The old wives tale that one should put mouldly bread on a wound, sounds far more incredulous. That a piece of rotten food, that would make you sick to eat, can heal, by being placed on the site of infection? It sounds like one is trying to kill the person.
That is, until one finds out that the important ingredient of an antibiotic is mould.
Then one finds out that mould has been used for millennia, while us with our modern science only discovered their benefits about 100 years ago by accident. We thought they were idiots. Only they weren't that stupid, not like us. We knew they valued mould as a medical treatment. We could have tried to test mould. We didn't. How many could have been saved from certain death, if we had only been willing to accept that these people might actually have good reason for what they believe? As many as if we'd had antibiotics since the beginning of science. That's your Technological Utopia, right there.
Actually, a lot of cultures have concerns of stealing the self. Some believe that a picture steals something of the essence. It does. TV decimated Vaudeville. When you have the recording, you no longer need the original. When you have no pictures, you have to go see the people, to recall their image. When you have a picture, you don't. But they also know and do things that you don't get in a picture. So you rely on assumptions about info that only the person could provide, and you get things wrong. A classic theme of films of assassinations, is that the assassin makes himself up to look like someone else, gets passed in on that basis, while the police discover the real guy somewhere else.
The Japanese Samurai believed that using someone else's sword.

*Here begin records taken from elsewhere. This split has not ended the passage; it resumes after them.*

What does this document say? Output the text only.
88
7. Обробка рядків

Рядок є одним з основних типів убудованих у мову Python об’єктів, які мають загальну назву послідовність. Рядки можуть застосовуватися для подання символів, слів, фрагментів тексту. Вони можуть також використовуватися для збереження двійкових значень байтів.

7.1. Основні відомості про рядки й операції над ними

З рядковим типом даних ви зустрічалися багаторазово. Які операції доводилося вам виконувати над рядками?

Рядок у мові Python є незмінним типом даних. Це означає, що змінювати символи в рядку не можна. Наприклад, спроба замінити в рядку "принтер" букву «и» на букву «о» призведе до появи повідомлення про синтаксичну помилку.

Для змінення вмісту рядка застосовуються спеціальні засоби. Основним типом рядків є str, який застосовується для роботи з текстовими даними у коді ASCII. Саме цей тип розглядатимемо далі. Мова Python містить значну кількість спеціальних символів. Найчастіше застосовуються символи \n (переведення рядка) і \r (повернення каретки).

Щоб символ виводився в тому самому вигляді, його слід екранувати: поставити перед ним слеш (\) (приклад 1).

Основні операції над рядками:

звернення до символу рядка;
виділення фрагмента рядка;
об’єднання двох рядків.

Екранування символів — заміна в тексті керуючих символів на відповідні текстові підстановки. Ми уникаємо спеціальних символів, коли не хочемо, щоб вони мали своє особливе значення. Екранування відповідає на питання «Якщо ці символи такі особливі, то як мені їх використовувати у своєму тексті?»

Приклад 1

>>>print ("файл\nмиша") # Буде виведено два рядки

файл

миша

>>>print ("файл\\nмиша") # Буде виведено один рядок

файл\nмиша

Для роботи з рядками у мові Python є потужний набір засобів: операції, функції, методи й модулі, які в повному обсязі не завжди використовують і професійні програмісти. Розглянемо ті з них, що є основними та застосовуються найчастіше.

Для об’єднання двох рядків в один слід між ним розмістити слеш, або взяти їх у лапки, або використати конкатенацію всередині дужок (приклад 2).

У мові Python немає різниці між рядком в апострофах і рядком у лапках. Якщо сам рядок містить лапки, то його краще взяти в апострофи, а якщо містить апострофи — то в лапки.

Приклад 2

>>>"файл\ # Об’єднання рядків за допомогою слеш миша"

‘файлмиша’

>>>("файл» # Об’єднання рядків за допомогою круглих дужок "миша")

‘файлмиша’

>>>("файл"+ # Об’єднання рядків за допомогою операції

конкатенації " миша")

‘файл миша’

Professional snooker players have their own cues, even though cues are already there to be used. Each instrument has its own imperfections. Getting to know those imperfections, allows one to account for them, which results in an optimal skill level. Even using a better weapon cannot always improve on this, because a better weapon still has imperfections, and if it's not your weapon, you don't know it. In the same way, the sword moulds to the user's hand over time, just like Sheldon's seat moulds to the shape of his bottom. Someone else using it, disturbs this flow towards a perfect symbiosis between handler and weapon. It's not noticeable to amateurs. But to those who practice for several hours a day, a different weapon moves ridiculously clumsily compared to your favourite, and even when someone else touches it, you can feel that it's lost a bit of that sensitivity.
Western culture also has concerns of stealing the self, i.e. stealing parts of one's mind, one's ideas. We call that "intellectual property theft". We protect it with patents.
The Amish treat modern culture in much the same way, with Hochmut (pride, arrogance, haughtiness) being a vice and Demut (humility) along with calmness, composure, and placidity being virtues. To achieve the latter ends, they focus on simple wear (hence the dark, plain coats, dresses, and hats) and simple lifestyles of farming, barn-raising, and family.
Pride comes before a fall. Arrogance is the vice of assuming you know it all. Humility is the value of self-doubt. It requires one to not assume that one knows things one doesn't. It's the very foundation of Ti and what makes INTPs so brilliant at so many things.
Overall, the Amish are a religious group with certain practices motivated by an inculcated desire to achieve eternal reward in the afterlife, not a group of pragmatist luddites, as you've asserted.
When I looked at the overview of how religions are portrayed in the West, they seemed irrational. But when I went into the details of the beliefs and practices of each religious group, and analysed them, it was clear to me that they were extremely consistent with very pragmatic attitudes. That clear consistency of behaviour, required me to change my views on them. So I did.